针对此现象,我做了大胆的革新。首先在压火时只扬上不薄不厚适量的一层煤,然后打开清灰孔,以使炉箅子底下有自然风从煤中穿过助燃。而炉里的水温度升高后则通过膨胀原理可自动由管道流入暖气片。我把这种烧锅炉的方法称作“恒温法”。它的好处有两点,一是室温基本保持在20摄氏度左右,不必因过热时开窗也不必因过凉时添衣;二是节省了大量的原煤。仅一个炉一冬就可省下50多吨。我的这一改革,当时曾被卫星观测站传为佳话。 1979年7月份,我信心百倍地奔赴高考考场,认为大显身手的时刻已经到了。在去往考场的路上,心里总会涌起一股莫名的冲动,一路心旷神怡,一路激情澎湃。
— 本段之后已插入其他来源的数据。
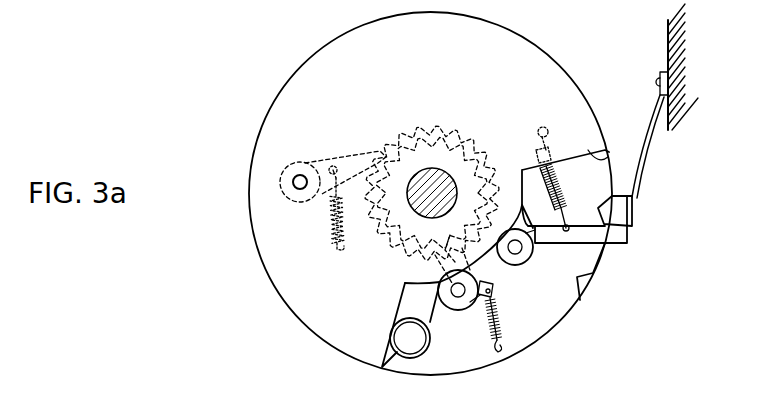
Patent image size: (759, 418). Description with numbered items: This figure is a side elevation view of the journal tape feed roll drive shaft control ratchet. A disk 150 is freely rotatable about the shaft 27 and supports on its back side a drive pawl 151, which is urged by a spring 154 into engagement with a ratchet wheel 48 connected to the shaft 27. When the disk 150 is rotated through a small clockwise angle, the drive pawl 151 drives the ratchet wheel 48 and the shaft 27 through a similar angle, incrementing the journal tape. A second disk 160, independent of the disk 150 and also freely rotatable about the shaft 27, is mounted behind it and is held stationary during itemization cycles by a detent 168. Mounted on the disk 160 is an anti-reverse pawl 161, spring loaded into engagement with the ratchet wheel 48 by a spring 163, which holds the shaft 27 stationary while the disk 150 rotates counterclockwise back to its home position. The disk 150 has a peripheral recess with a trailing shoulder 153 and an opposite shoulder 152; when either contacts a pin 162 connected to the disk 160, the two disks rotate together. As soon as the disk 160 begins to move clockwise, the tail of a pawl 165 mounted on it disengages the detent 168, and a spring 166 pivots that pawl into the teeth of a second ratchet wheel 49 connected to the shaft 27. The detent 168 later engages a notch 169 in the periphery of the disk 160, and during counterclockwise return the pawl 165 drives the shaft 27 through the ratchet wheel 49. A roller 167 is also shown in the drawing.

The disk 150 is at (548, 58).
The drive pawl 151 is at (333, 165).
The shaft 27 is at (432, 168).
The second ratchet wheel 49 is at (398, 134).
The ratchet wheel 48 is at (453, 135).
The spring 166 is at (560, 162).
The trailing shoulder 153 is at (613, 153).
The detent 168 is at (637, 205).
The pawl 165 is at (586, 222).
The spring 154 is at (330, 229).
The roller 167 is at (539, 247).
The notch 169 is at (592, 280).
The second disk 160 is at (580, 303).
The shoulder 152 is at (403, 287).
The anti-reverse pawl 161 is at (440, 296).
The pin 162 is at (382, 368).
The spring 163 is at (512, 348).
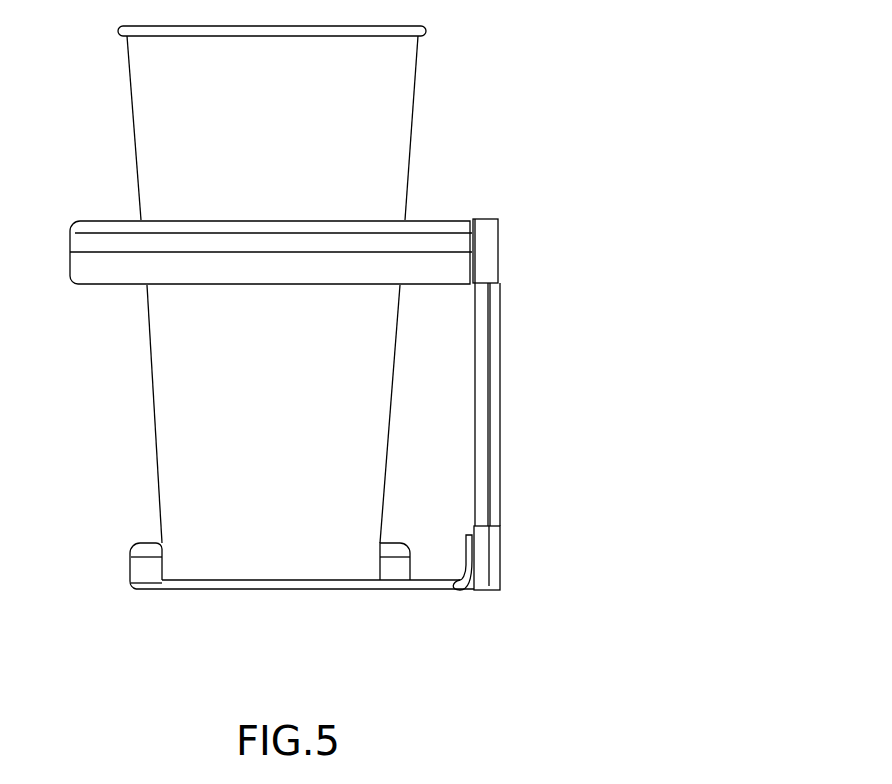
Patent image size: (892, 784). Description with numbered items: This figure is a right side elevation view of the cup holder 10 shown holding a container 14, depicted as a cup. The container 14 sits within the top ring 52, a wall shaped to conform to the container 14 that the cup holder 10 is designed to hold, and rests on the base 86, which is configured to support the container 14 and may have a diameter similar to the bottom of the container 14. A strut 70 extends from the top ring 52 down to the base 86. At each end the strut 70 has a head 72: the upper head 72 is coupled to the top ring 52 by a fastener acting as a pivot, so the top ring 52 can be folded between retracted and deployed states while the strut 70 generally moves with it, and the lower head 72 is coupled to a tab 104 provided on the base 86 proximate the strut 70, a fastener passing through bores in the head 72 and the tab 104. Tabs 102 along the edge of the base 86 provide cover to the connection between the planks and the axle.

The cup holder 10 is at (512, 82).
The container 14 is at (410, 150).
The top ring 52 is at (76, 238).
The strut 70 is at (502, 378).
The head 72 is at (490, 258).
The base 86 is at (278, 590).
The tabs 102 is at (132, 566).
The tab 104 is at (458, 580).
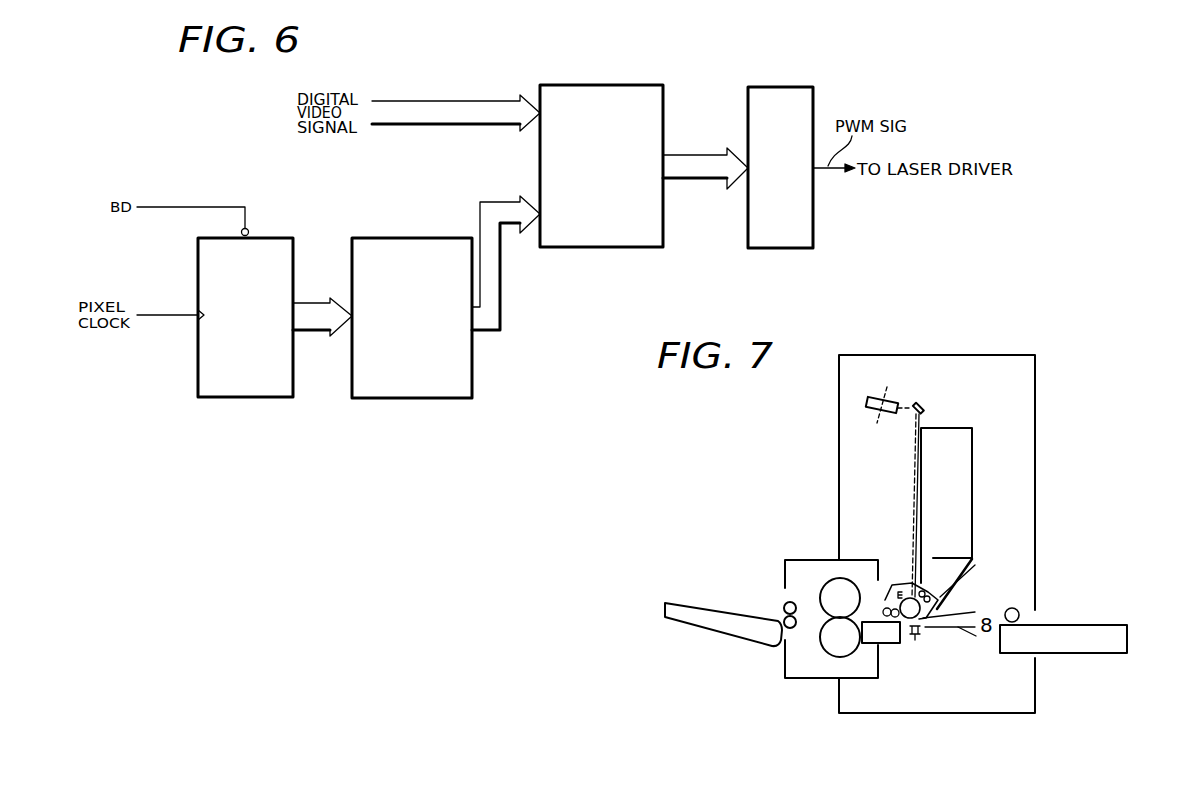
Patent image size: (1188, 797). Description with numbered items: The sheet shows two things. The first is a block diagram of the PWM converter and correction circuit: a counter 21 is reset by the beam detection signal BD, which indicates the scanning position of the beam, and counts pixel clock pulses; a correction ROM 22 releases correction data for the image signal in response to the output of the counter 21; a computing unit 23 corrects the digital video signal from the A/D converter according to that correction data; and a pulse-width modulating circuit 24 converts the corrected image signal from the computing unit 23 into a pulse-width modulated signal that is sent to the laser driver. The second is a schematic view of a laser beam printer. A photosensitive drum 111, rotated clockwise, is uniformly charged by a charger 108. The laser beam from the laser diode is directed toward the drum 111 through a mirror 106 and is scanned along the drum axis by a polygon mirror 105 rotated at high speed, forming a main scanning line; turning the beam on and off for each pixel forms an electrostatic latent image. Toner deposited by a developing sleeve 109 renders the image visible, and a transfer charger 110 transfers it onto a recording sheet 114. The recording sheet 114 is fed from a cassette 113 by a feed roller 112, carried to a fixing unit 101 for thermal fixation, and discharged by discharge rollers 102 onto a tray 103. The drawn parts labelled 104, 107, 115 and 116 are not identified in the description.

In FIG. 6, the counter 21 is at (262, 238).
In FIG. 6, the correction ROM 22 is at (432, 238).
In FIG. 6, the computing unit 23 is at (630, 85).
In FIG. 6, the pulse-width modulating circuit 24 is at (780, 87).
In FIG. 7, the fixing unit 101 is at (785, 563).
In FIG. 7, the discharge rollers 102 is at (783, 604).
In FIG. 7, the tray 103 is at (735, 628).
In FIG. 7, the registration rollers 104 is at (830, 580).
In FIG. 7, the polygon mirror 105 is at (871, 413).
In FIG. 7, the mirror 106 is at (922, 401).
In FIG. 7, the developing unit 107 is at (965, 428).
In FIG. 7, the charger 108 is at (894, 584).
In FIG. 7, the developing sleeve 109 is at (950, 601).
In FIG. 7, the transfer charger 110 is at (893, 645).
In FIG. 7, the photosensitive drum 111 is at (915, 640).
In FIG. 7, the feed roller 112 is at (1020, 612).
In FIG. 7, the cassette 113 is at (1127, 638).
In FIG. 7, the recording sheet 114 is at (975, 636).
In FIG. 7, the charger 115 is at (922, 590).
In FIG. 7, the developing sleeve 116 is at (975, 565).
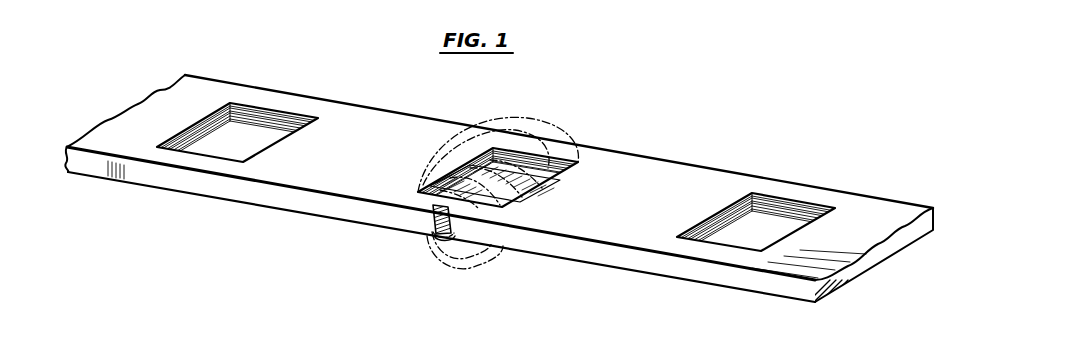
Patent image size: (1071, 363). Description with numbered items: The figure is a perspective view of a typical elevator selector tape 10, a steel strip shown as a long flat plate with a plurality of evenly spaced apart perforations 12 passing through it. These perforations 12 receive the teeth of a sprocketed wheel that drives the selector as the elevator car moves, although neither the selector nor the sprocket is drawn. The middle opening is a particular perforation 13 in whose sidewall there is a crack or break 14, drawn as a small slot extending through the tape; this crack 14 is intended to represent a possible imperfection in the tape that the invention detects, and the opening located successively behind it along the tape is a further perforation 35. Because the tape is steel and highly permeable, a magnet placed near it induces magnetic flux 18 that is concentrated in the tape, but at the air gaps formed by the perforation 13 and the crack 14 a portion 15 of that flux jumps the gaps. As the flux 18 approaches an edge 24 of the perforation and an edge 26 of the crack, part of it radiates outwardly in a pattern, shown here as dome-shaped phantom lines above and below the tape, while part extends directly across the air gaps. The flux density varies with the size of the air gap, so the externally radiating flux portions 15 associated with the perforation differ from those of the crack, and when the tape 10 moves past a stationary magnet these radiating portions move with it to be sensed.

我大概天生地与数学无缘,所以备战高考时干脆放弃了它;另外,既然去年高考外语和语文的分数几乎占了总分的百分之九十,所以我索性仍把主要精力放在这两科上,至于历史、地理就让他们起辅助作用——能弄啥程度算啥程度吧。倘若不分主次,眉毛胡子一把抓,说不定得不偿失抑或适得其反呢!
8月份,从生产队的大喇叭里听到了通知……
当时的规矩是:招生办先将进入录取线考生的名单告知区里,区再通知公社,最后由公社通知本人。但不是通知入学而是进入录取线,通知哪天参加由区里统一组织的体检。听到有线广播,也就是大喇叭里播送的通知时,我正在屋里吃饭。当听完第一遍通知时,以为是耳朵出了毛病,又听了第二遍、第三遍方才确认是事实——我进录取线啦!明天参加体检……
我无法形容当时的感受,反正激动得连饭都顾不上吃了,什么“激动万分”了,什么“心花怒放”了,什么“热血沸腾”了,等等等等,所有的形容词使尽了也未必能充分表达此刻心情!现在才知道,那都是缘于凡夫俗子的狭隘肤浅之见,做不到“不以物喜不以己悲”啊……
小庙里的和尚总见不了大世面的。一想到此就禁不住又一次为那一刻的忘乎所以而面红耳赤和自惭形秽……
一夜兴奋。翌日,早早奔赴指定医院接受体检。 体检合格之后,我又接到了通知——去吉林大学外语楼参加日语口试。第一次走进大学校园,第一次接触外教,其感受可想而知。我填报的志愿是吉林大学外语系,心想:用不了几天,我就成为这座楼某一个教室的主人——吉林大学外语系的一名大学生了!内心的激动溢于言表,几乎神气得忘了姓啥了!现在回想起来,真为当时的轻浮之举羞愧难当。因此,也就一再提醒自己:到任何时候都不能忘乎所以啊!